O IAMSPE firmou contrato com os servidores e cabe ao tesouro efetuar os repasses necessários à prestação de serviços de direito fundamental. Todavia, por estar tratando com carteira predominantemente de idosos e de baixa renda, sem poder político ou pressão, o governo do estado ignora a necessidade de complementar as receitas e permitir investimentos mínimos necessários ao atendimento dos conveniados/consumidores.
Detalhe: O IAMSPE está no organograma da Secretaria de Gestão e não da Saúde, como se pudesse ser olhado como um mero negócio. Não é negócio: filas de espera resultam em agravamento das doenças e mortes. Fruto da insensibilidade que não olha os servidores públicos de São Paulo com carinho e respeito, e efetua propostas orçamentárias alheias aos déficits orçamentários, às filas de espera e à vida dos conveniados.
Não há discricionariedade administrativa quando uma das partes não cumpre um contrato, mas sim abuso, opção administrativa desarrazoada e ineficiente, ensejando a redução de atendimento dos pacientes e redução contínua dos recursos humanos do HSPE.
Houve alguma resposta positiva nos últimos dias para cobrir os déficits acumulados?

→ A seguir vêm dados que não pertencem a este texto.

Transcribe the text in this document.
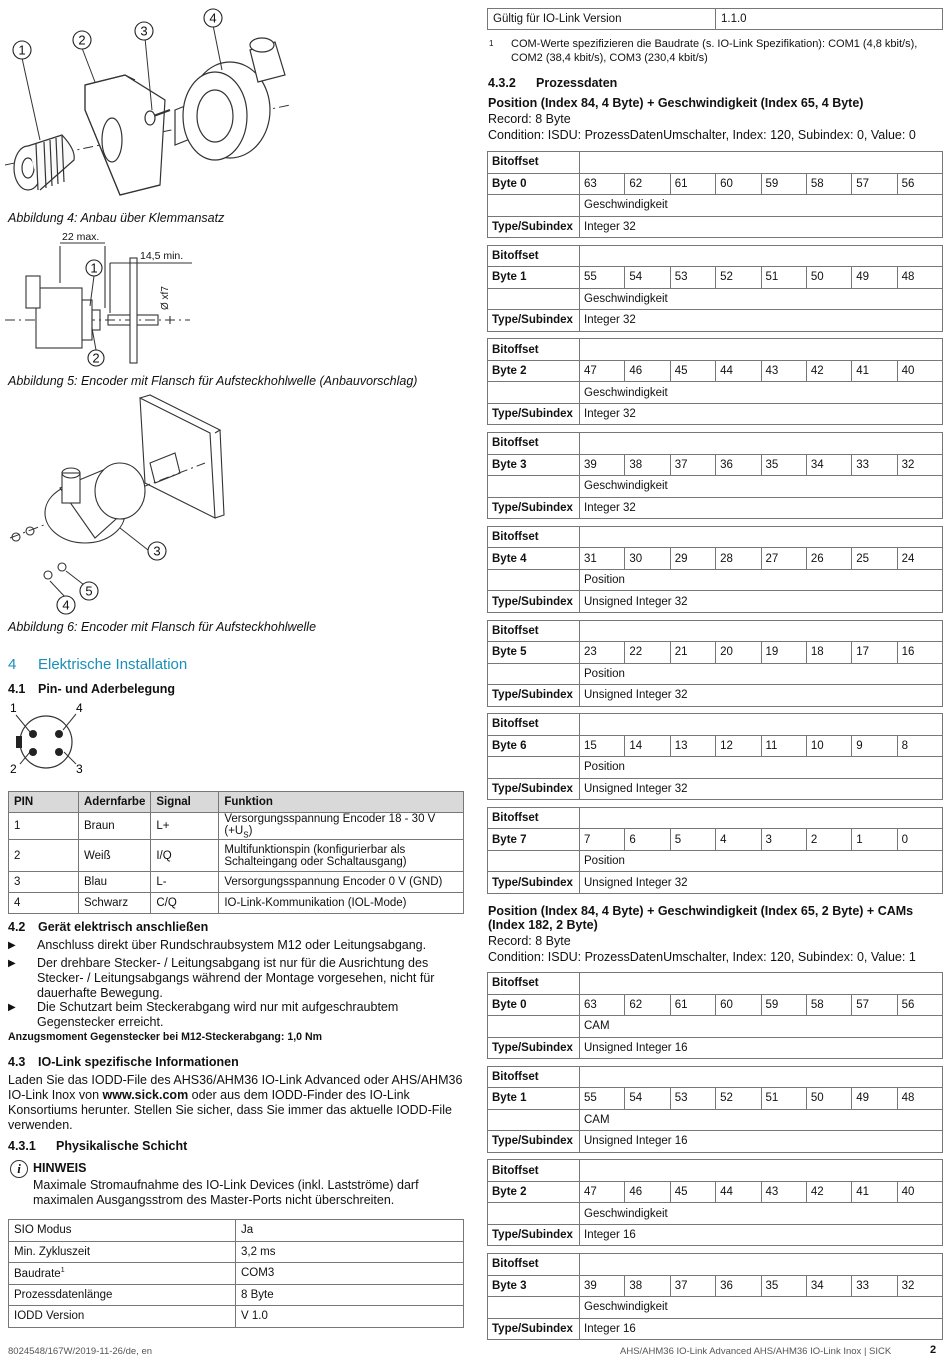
1
2
3
4
Abbildung 4: Anbau über Klemmansatz
22 max.
14,5 min.
Ø xf7
1
2
Abbildung 5: Encoder mit Flansch für Aufsteckhohlwelle (Anbauvorschlag)
3
4
5
Abbildung 6: Encoder mit Flansch für Aufsteckhohlwelle
4 Elektrische Installation
4.1 Pin- und Aderbelegung
1	4
2	3
PIN	Adernfarbe	Signal	Funktion
1	Braun	L+	Versorgungsspannung Encoder 18 - 30 V $(+U_S)$
2	Weiß	I/Q	Multifunktionspin (konfigurierbar als Schalteingang oder Schaltausgang)
3	Blau	L-	Versorgungsspannung Encoder 0 V (GND)
4	Schwarz	C/Q	IO-Link-Kommunikation (IOL-Mode)
4.2 Gerät elektrisch anschließen
▶	Anschluss direkt über Rundschraubsystem M12 oder Leitungsabgang.
▶	Der drehbare Stecker- / Leitungsabgang ist nur für die Ausrichtung des Stecker- / Leitungsabgangs während der Montage vorgesehen, nicht für dauerhafte Bewegung.
▶	Die Schutzart beim Steckerabgang wird nur mit aufgeschraubtem Gegenstecker erreicht.
Anzugsmoment Gegenstecker bei M12-Steckerabgang: 1,0 Nm
4.3 IO-Link spezifische Informationen
Laden Sie das IODD-File des AHS36/AHM36 IO-Link Advanced oder AHS/AHM36 IO-Link Inox von www.sick.com oder aus dem IODD-Finder des IO-Link Konsortiums herunter. Stellen Sie sicher, dass Sie immer das aktuelle IODD-File verwenden.
4.3.1 Physikalische Schicht
i HINWEIS
Maximale Stromaufnahme des IO-Link Devices (inkl. Lastströme) darf maximalen Ausgangsstrom des Master-Ports nicht überschreiten.
SIO Modus	Ja
Min. Zykluszeit	3,2 ms
Baudrate$^1$	COM3
Prozessdatenlänge	8 Byte
IODD Version	V 1.0
Gültig für IO-Link Version	1.1.0
1	COM-Werte spezifizieren die Baudrate (s. IO-Link Spezifikation): COM1 (4,8 kbit/s), COM2 (38,4 kbit/s), COM3 (230,4 kbit/s)
4.3.2 Prozessdaten
Position (Index 84, 4 Byte) + Geschwindigkeit (Index 65, 4 Byte)
Record: 8 Byte
Condition: ISDU: ProzessDatenUmschalter, Index: 120, Subindex: 0, Value: 0
Bitoffset								
Byte 0	63	62	61	60	59	58	57	56
	Geschwindigkeit							
Type/Subindex	Integer 32							
Bitoffset								
Byte 1	55	54	53	52	51	50	49	48
	Geschwindigkeit							
Type/Subindex	Integer 32							
Bitoffset								
Byte 2	47	46	45	44	43	42	41	40
	Geschwindigkeit							
Type/Subindex	Integer 32							
Bitoffset								
Byte 3	39	38	37	36	35	34	33	32
	Geschwindigkeit							
Type/Subindex	Integer 32							
Bitoffset								
Byte 4	31	30	29	28	27	26	25	24
	Position							
Type/Subindex	Unsigned Integer 32							
Bitoffset								
Byte 5	23	22	21	20	19	18	17	16
	Position							
Type/Subindex	Unsigned Integer 32							
Bitoffset								
Byte 6	15	14	13	12	11	10	9	8
	Position							
Type/Subindex	Unsigned Integer 32							
Bitoffset								
Byte 7	7	6	5	4	3	2	1	0
	Position							
Type/Subindex	Unsigned Integer 32							
Position (Index 84, 4 Byte) + Geschwindigkeit (Index 65, 2 Byte) + CAMs
(Index 182, 2 Byte)
Record: 8 Byte
Condition: ISDU: ProzessDatenUmschalter, Index: 120, Subindex: 0, Value: 1
Bitoffset								
Byte 0	63	62	61	60	59	58	57	56
	CAM							
Type/Subindex	Unsigned Integer 16							
Bitoffset								
Byte 1	55	54	53	52	51	50	49	48
	CAM							
Type/Subindex	Unsigned Integer 16							
Bitoffset								
Byte 2	47	46	45	44	43	42	41	40
	Geschwindigkeit							
Type/Subindex	Integer 16							
Bitoffset								
Byte 3	39	38	37	36	35	34	33	32
	Geschwindigkeit							
Type/Subindex	Integer 16							
8024548/167W/2019-11-26/de, en	AHS/AHM36 IO-Link Advanced AHS/AHM36 IO-Link Inox | SICK	2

Não há investimento. Em 2024 foram 10 reais de contribuição do governo, sem reposição de pessoal. O IAMSPE vem encerrando os exercícios financeiros com déficits e acumulam-se reclamações à Promotoria de Justiça dos conveniados que não conseguem agendar cirurgias e consultas. A consequência do desfinanciamento da saúde e do IAMSPE particularmente é resultado de uma política que dá as costas a um direito fundamental.
E qual a atitude na Assembleia Legislativa?
Inércia. Defender o IAMSPE não se exaure na criação de várias comissões na Alesp que se dizem defensoras dos servidores públicos, mas sim na fiscalização do orçamento para que as dotações orçamentárias não sejam mera peça de ficção, dissociada das propostas orçamentárias da própria autarquia. Afinal, como permitem os senhores deputados que o repasse do tesouro ao IAMSPE venha sendo reduzido de 28% a 10% entre 2020 e a Lei Orçamentário Anual de 2026?
A Promotoria de Justiça encaminhou os questionamentos à Secretaria da Fazenda e a vários deputados, sem retorno, e aguarda, em nome da coletividade de usuários, que os senhores deputados cumpram a atribuição fiscalizadora que lhes cabe quanto aos repasses orçamentários para garantia do direito à saúde e cumprimento do contrato do estado com os servidores.